Todos esos hombres y mujeres santos que, durante el tiempo de los Macabeos, se mantuvieron firmes por su fe, y soportaron el fuego y la espada e inenarrables torturas, creyeron en la resurrección, y esa resurrección los estimulaba para entregar sus cuerpos a las llamas, sin que les importara ni siquiera la muerte, sino que creían que después alcanzarían una bendita resurrección.
Pero nuestro Señor trajo la resurrección a la luz de la manera más excelente, pues explícita y frecuentemente la declaró. «No os maravilléis de esto»; -dijo- «porque vendrá hora cuando todos los que están en los sepulcros oirán su voz.» «Viene la hora cuando llamará a los muertos a juicio, y estarán delante de su trono.» En verdad, en toda Su predicación hubo un flujo continuo de una creencia firme, y de una positiva declaración pública de la resurrección de los muertos. No los abrumaré con pasajes de los escritos de los apóstoles: ellos abundan en el tema. De hecho, la Santa Escritura está tan llena de esta doctrina que me sorprende, hermanos, que nos hubiéramos apartado tan pronto de la firmeza de nuestra fe, y que se llegara a creer en muchas iglesias que los cuerpos materiales de los santos no vivirán otra vez, y especialmente que los cuerpos de los impíos no tendrán una existencia futura. Nosotros sostenemos según nuestro texto, que «ha de haber resurrección de los muertos, así de justos como de injustos.»

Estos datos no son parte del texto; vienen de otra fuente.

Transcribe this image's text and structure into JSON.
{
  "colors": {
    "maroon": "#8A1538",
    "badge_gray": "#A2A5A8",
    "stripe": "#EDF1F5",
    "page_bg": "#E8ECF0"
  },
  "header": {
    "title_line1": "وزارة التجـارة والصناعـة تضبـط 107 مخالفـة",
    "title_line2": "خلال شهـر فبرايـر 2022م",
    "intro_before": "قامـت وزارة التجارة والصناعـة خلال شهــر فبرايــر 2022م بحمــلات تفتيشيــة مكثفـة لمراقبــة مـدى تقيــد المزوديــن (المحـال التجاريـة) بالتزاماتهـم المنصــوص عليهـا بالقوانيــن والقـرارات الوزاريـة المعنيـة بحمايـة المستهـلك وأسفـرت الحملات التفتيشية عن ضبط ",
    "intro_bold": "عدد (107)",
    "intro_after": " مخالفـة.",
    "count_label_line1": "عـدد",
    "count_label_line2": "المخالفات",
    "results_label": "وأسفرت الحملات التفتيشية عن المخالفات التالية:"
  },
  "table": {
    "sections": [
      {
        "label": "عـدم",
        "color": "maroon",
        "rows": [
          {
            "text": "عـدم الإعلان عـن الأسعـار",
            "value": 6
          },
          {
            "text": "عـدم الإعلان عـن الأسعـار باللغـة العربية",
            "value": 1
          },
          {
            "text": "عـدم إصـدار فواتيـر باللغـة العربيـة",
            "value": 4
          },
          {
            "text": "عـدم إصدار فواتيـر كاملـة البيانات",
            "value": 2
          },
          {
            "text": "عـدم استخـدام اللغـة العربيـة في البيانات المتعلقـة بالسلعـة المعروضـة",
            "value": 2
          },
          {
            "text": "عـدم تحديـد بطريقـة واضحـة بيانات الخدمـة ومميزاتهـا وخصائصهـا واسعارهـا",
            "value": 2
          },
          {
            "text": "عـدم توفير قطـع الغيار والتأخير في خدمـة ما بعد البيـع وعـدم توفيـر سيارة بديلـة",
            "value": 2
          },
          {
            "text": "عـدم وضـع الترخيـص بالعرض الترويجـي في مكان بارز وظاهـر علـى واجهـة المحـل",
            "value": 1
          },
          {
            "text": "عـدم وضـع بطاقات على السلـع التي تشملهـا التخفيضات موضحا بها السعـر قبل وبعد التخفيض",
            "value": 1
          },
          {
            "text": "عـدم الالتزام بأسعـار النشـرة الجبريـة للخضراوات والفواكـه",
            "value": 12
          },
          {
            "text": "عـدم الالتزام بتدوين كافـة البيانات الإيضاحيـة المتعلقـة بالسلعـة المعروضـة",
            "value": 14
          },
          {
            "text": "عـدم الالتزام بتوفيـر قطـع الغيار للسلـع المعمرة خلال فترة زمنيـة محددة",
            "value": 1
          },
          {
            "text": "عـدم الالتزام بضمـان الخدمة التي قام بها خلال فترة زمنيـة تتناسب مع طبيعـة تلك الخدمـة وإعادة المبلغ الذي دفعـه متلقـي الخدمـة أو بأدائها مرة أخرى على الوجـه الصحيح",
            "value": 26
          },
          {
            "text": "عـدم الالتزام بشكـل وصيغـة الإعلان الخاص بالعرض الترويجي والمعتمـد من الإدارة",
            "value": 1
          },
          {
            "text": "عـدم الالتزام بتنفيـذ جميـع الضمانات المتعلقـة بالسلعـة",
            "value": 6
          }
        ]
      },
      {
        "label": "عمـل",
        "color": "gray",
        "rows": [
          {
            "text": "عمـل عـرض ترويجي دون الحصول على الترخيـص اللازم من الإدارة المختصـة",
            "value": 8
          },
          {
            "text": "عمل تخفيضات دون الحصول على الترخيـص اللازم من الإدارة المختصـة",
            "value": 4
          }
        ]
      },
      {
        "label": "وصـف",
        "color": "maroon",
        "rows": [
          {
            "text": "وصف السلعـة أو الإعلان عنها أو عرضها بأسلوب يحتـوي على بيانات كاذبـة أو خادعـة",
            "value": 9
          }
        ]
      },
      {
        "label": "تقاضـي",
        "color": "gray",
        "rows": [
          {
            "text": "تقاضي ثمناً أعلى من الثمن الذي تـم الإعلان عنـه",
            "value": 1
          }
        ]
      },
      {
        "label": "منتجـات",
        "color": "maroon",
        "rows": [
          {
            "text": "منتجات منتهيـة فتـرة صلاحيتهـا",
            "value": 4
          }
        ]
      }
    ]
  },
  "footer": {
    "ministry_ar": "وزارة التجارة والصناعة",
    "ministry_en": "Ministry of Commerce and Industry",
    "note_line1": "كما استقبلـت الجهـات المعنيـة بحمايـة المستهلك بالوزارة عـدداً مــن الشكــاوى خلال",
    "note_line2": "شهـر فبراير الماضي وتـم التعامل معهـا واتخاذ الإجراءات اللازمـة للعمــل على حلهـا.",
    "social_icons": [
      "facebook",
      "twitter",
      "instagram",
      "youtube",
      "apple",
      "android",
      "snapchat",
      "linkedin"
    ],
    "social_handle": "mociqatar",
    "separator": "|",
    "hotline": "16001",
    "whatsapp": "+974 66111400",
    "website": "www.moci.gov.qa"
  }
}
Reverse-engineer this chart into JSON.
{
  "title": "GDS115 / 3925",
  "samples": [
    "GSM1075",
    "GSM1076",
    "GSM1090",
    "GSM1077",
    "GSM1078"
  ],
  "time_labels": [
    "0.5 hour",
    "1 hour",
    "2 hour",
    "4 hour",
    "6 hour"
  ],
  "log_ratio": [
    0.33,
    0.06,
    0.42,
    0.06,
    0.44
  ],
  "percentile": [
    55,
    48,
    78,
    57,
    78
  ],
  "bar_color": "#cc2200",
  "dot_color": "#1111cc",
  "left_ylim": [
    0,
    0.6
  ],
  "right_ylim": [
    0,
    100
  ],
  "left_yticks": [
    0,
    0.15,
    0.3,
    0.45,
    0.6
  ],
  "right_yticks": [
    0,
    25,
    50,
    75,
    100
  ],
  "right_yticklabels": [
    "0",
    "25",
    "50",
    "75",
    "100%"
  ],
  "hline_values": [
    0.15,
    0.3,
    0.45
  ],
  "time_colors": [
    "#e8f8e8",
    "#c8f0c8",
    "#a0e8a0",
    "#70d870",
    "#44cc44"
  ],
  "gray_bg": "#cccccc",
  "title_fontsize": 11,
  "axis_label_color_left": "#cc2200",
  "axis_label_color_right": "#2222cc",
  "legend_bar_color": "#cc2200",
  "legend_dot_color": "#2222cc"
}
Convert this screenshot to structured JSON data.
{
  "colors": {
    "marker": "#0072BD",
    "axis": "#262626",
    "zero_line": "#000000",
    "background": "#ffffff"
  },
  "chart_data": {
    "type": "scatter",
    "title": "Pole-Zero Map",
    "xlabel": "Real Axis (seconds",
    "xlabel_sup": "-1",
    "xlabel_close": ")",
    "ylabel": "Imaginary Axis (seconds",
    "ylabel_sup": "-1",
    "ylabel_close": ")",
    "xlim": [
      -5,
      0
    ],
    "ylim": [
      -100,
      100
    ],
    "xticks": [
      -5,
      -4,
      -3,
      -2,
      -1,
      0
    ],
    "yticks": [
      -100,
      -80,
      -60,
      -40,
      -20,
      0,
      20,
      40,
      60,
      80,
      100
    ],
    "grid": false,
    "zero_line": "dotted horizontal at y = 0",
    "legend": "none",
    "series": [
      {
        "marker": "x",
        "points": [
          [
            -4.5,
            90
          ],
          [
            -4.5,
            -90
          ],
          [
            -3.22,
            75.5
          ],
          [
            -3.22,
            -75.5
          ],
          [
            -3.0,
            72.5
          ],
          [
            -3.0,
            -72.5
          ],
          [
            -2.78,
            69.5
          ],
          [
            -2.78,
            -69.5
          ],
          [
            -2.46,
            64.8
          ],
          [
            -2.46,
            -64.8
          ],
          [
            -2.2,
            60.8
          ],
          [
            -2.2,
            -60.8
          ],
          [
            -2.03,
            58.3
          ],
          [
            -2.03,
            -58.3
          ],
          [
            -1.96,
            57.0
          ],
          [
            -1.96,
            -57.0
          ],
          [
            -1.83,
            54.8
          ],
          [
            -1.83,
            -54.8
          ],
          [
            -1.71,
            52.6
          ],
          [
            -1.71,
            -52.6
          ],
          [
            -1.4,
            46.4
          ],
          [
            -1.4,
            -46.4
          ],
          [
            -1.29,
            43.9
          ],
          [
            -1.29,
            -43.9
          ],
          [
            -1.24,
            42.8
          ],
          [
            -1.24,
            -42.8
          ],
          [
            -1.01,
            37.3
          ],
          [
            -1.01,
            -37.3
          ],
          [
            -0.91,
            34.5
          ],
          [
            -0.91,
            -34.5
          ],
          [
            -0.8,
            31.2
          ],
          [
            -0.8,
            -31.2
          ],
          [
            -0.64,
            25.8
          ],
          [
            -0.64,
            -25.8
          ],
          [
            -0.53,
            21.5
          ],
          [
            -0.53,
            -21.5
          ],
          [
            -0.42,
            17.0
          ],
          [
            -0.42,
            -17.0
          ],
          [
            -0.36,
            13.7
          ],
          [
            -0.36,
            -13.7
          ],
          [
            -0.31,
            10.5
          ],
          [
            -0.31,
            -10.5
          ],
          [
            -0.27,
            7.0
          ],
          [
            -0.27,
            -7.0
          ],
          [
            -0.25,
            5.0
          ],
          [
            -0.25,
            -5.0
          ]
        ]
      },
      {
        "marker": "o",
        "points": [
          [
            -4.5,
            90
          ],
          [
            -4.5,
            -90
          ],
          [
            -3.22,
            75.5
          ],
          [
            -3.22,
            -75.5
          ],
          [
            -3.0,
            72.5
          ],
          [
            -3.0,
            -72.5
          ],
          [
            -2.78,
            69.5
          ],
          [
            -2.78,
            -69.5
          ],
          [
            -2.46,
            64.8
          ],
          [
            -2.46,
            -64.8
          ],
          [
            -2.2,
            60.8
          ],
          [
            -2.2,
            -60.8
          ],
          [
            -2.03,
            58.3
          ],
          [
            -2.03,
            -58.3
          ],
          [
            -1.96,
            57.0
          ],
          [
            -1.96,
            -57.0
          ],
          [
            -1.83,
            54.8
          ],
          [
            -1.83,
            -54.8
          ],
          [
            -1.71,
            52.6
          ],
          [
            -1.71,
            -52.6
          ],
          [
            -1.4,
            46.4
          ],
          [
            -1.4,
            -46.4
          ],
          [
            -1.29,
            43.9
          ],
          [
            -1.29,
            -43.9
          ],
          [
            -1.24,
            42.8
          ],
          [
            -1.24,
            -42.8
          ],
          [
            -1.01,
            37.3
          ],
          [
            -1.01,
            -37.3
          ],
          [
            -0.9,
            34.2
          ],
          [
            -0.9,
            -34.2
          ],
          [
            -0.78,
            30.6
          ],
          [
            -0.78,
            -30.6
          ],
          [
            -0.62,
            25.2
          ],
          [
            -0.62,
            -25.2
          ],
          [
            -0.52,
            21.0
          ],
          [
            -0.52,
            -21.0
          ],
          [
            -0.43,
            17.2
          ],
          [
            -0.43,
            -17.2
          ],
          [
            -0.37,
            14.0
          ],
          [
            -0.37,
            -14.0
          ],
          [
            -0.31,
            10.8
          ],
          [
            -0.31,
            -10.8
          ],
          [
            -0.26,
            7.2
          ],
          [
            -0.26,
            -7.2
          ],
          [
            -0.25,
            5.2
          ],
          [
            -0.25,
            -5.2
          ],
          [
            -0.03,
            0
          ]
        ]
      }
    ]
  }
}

Una segunda prueba, pensamos, la encontramos en la transposición de Enoc y Elías al cielo. Leemos de dos hombres que fueron al cielo en sus cuerpos. «Caminó, pues, Enoc con Dios, y desapareció, porque le llevó Dios»; y Elías fue transportado al cielo en un carro de fuego. Ninguno de estos hombres dejó sus cenizas en el sepulcro: ninguno dejó su cuerpo para que fuera consumido por el gusano, y ambos ascendieron a lo alto en sus cuerpos mortales (sin duda cambiados y glorificados). Ahora, esos dos individuos fueron la garantía de que todos hemos de resucitar de la misma manera. ¿Sería verosímil que dos espíritus relumbrantes estuvieran en el cielo vestidos de carne, mientras que el resto de nosotros estuviéramos desvestidos? ¿Sería algo razonable que Enoc y Elías fueran los únicos santos que tuvieran sus cuerpos en el cielo, y que nosotros estuviéramos allí únicamente en nuestras almas, ¡pobres almas!, anhelando contar otra vez con nuestros cuerpos?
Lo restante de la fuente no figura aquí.